Er beginnt, das eben gehörte Evangelium von Zachäus auf unser Leben anzuwenden und zählt drei Hindernisse auf, die uns abhalten, Jesus zu begegnen. Als erste Hürde führt er die geringe Körpergröße des Zöllners an, die für unser Minderwertigkeitsgefühl stehe. Und er bringt die Sache auf den Punkt: „Und Gott rechnet mit dir aufgrund dessen, was du bist, nicht aufgrund dessen, was du hast. (…) In seinen Augen bist du wertvoll, und dein Wert ist unschätzbar.“ – Richtig stark.
Es ist immer noch heiß und die Schweißperlen auf der Stirn rinnen langsam zusammen, bevor sie auf den Boden tropfen. Dabei erinnert man sich an die vergangenen Tage, an die jubelnde Menschenmenge genauso wie an stille Momente in der Kirche.
In der Hitze auf dem Campus Misericordiae denkt man gerne zurück an die kühlen Abende mit der Gastfamilie weiter draußen auf dem ruhigen Land, wo man bei voll gedecktem Tisch die großzügige polnische Gastfreundschaft genießen durfte.
Solche ruhigen Augenblicke waren aber eher eine Seltenheit, die Woche war nämlich ziemlich abenteuerlich. Die Straßenbahnen waren vollgestopft und dennoch sang man lautstark das Resucito der Spanier mit oder versuchte bei der aufgedrehten, trommelnden Gruppe aus Afrika mitzutanzen. Die Stimmung war einfach genial, die Freude über den Glauben ansteckend. Manchmal geschah es sogar, dass einer aus unserer Gruppe eines der berühmten Austropop-Lieder anstimmte und die polnischen Busfahrer mit Schlagern wie „I am from Austria“ bekannt machte.

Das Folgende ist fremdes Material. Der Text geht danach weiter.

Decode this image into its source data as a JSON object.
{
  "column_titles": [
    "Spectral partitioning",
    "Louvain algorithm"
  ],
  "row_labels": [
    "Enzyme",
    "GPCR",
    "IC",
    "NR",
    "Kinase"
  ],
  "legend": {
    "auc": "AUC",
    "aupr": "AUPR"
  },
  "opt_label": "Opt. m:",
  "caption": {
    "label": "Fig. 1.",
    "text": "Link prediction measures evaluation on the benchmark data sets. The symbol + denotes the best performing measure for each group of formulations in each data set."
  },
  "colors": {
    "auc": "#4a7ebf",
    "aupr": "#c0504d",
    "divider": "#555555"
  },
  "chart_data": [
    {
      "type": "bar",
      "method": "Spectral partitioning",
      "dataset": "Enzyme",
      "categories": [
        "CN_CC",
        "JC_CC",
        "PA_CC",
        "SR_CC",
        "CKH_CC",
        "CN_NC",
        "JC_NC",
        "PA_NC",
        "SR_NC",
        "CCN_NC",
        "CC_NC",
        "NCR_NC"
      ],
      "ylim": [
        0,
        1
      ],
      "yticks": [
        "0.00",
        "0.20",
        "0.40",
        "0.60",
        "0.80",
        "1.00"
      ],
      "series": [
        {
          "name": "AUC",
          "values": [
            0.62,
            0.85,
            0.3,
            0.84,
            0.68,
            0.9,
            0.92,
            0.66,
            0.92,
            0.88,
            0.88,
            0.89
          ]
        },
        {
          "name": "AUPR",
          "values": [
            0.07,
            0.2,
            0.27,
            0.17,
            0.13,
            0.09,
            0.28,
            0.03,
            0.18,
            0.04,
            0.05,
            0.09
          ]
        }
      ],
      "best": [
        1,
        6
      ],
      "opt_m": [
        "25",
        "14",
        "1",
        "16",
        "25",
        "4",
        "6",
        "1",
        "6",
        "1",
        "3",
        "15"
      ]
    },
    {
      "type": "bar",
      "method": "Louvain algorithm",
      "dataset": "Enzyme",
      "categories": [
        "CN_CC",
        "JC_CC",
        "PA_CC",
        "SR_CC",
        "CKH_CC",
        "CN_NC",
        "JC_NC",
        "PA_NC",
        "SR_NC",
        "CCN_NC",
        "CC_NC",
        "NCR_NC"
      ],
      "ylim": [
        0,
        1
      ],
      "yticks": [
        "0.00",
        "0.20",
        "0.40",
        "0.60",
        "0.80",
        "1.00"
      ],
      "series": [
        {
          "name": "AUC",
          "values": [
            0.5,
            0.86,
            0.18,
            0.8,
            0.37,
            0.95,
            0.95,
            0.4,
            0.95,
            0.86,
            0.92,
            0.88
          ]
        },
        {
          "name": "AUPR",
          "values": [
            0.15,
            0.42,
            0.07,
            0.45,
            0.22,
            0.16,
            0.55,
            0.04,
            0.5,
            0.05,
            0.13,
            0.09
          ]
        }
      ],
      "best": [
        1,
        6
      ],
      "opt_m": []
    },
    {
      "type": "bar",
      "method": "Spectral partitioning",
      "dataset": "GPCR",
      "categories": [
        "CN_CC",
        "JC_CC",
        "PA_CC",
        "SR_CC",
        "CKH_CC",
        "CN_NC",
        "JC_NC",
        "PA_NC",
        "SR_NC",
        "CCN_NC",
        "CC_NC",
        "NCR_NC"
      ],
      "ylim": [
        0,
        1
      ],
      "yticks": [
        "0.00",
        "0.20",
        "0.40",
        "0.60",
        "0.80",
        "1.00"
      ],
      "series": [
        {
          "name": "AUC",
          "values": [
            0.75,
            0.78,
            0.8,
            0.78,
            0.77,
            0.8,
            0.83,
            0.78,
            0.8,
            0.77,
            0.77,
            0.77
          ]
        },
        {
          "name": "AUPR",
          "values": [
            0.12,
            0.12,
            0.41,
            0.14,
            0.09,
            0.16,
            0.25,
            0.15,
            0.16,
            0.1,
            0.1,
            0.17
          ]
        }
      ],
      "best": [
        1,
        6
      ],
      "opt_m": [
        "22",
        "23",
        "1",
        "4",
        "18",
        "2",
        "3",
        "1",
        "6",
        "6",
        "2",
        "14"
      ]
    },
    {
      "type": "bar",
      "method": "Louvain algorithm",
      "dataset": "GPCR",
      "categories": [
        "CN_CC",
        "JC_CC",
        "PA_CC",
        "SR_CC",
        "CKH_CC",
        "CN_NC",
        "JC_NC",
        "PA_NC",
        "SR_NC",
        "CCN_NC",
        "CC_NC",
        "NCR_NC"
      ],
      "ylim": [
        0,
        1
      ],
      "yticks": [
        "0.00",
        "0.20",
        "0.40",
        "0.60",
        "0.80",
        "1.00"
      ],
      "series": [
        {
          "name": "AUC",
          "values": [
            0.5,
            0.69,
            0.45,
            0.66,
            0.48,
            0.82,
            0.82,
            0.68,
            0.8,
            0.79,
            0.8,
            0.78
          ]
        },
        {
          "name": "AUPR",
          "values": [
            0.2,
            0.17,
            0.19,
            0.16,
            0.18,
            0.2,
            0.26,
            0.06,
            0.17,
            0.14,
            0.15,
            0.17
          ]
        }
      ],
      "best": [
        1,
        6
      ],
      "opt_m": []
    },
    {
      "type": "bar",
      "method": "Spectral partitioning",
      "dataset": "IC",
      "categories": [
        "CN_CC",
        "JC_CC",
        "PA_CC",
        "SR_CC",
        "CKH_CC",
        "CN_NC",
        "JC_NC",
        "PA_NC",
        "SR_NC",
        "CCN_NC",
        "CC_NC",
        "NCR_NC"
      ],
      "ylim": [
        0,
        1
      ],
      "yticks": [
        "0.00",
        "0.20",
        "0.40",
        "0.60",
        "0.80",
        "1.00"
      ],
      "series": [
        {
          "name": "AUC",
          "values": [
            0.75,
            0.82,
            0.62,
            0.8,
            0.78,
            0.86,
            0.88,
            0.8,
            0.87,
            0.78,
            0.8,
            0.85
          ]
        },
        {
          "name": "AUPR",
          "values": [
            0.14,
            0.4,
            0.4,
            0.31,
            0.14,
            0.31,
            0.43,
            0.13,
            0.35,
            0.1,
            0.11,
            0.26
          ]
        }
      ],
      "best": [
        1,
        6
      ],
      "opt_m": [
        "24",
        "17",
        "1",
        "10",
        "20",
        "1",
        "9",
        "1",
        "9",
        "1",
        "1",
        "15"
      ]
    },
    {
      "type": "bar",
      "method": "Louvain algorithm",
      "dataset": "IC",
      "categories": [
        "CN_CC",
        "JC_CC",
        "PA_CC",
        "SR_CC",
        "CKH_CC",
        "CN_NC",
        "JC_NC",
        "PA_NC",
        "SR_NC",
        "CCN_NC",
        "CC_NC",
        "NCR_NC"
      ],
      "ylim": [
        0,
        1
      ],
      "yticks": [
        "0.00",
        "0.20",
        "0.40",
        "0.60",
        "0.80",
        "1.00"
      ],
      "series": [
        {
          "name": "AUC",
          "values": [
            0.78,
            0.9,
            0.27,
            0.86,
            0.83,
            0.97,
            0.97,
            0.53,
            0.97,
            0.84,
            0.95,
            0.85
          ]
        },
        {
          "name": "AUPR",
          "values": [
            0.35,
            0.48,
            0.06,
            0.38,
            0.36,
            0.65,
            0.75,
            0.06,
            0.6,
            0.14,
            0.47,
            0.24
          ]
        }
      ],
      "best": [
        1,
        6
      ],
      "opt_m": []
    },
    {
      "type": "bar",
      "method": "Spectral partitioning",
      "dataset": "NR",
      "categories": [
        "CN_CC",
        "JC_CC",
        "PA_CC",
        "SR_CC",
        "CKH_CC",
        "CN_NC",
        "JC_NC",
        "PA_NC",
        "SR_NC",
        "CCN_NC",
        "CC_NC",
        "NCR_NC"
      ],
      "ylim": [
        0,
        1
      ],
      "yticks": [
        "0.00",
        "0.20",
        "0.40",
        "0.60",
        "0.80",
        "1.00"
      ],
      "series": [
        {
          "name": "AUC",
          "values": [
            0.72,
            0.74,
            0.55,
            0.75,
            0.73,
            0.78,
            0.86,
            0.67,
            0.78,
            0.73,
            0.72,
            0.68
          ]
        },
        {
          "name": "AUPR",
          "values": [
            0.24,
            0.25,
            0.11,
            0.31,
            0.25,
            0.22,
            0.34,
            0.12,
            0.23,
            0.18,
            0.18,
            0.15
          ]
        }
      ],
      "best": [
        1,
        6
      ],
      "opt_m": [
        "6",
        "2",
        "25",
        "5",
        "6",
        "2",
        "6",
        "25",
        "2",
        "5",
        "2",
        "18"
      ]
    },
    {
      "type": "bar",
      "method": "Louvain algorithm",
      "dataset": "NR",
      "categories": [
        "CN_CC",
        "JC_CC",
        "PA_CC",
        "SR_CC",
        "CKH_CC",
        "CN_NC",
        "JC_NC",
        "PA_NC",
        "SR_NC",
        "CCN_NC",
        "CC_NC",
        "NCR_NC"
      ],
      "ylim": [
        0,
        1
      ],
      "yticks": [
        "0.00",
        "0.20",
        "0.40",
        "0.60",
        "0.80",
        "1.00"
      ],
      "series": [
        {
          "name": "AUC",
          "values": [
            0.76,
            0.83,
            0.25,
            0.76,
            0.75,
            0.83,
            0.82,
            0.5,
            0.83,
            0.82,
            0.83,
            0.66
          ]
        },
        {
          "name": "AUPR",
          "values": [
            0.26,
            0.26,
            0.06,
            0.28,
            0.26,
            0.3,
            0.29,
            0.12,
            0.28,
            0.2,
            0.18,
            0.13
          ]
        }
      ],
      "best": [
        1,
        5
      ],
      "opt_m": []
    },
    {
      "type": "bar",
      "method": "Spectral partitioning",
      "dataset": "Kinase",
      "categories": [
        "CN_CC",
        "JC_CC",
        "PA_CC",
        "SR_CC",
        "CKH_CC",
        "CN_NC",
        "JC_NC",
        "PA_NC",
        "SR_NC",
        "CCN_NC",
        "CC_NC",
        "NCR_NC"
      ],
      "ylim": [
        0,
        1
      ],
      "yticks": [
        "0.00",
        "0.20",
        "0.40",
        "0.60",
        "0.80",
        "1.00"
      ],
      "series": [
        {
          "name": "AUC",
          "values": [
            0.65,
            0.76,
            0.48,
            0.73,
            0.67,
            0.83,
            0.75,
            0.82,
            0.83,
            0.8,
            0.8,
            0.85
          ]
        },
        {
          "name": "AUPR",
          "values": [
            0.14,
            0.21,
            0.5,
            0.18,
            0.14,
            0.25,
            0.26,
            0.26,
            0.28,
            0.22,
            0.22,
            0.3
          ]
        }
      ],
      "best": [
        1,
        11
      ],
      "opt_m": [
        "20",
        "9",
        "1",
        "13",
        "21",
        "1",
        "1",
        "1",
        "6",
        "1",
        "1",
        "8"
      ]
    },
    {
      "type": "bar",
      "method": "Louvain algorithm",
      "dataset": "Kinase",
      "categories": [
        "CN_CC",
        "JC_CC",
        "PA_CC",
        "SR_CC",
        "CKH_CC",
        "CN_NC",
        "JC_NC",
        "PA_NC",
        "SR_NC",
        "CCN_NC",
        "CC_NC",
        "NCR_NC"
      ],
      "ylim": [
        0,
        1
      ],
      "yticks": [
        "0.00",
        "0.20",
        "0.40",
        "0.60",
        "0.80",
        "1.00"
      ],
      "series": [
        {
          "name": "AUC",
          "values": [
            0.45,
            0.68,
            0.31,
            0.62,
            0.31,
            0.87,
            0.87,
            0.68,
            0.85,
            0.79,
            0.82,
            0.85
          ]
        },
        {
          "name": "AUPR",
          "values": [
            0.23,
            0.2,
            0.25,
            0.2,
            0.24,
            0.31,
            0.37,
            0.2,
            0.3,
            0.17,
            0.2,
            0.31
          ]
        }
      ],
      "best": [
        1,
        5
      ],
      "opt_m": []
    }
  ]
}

Plötzlich wird man von Papst Franziskus aus den Erinnerungen gerissen und zurück in die Gegenwart geholt. „Er ist das Risiko eingegangen, hat sich selbst aufs Spiel gesetzt.“ Das Kirchen­oberhaupt spricht vom zweiten Hindernis, von der lähmenden Scham, die Zachäus und wir überwinden müssen. „Das ist auch für uns das Geheimnis der Freude: die gute Neugier nicht auslöschen, sondern sich selbst aufs Spiel setzen, denn das Leben darf nicht in eine Schublade eingeschlossen werden.“
Bis die Worte des Papstes vom Ambo auf der Bühne bis zum letzten Sektor vordringen, vergehen ein Dutzend Sekunden. Dabei sind die Tage hier in Krakau erstaunlich gut organisiert, die Toiletten-Anlagen auf dem Feld ausreichend und die Essensausgabe an der Weichsel direkt vor der Wawel-Burg war ein Geheimtipp für alle, die lange Schlangen scheuen und trotzdem gerne polnische Spezialitäten genießen.
Die andächtig geneigten Köpfe, teils über beide Ohren mit dem Übersetzungsgerät verkabelt, teils um ein beeindruckendes, fast antikes Radio versammelt, richten sich kurz auf und schauen nach oben. „Die Menge hat Zachäus an jenem Tag das Urteil gesprochen, sie hat ihn von oben herab angesehen; Jesus hingegen hat das Gegenteil getan: Er hat zu ihm hinaufgeschaut.“ – Die dritte Hürde, die raunende Menge. Der Satz reiht sich in die vielen Worte des Mutes und der Hoffnung, die uns der Nachfolger Petri in den letzten Tagen zugesprochen hat.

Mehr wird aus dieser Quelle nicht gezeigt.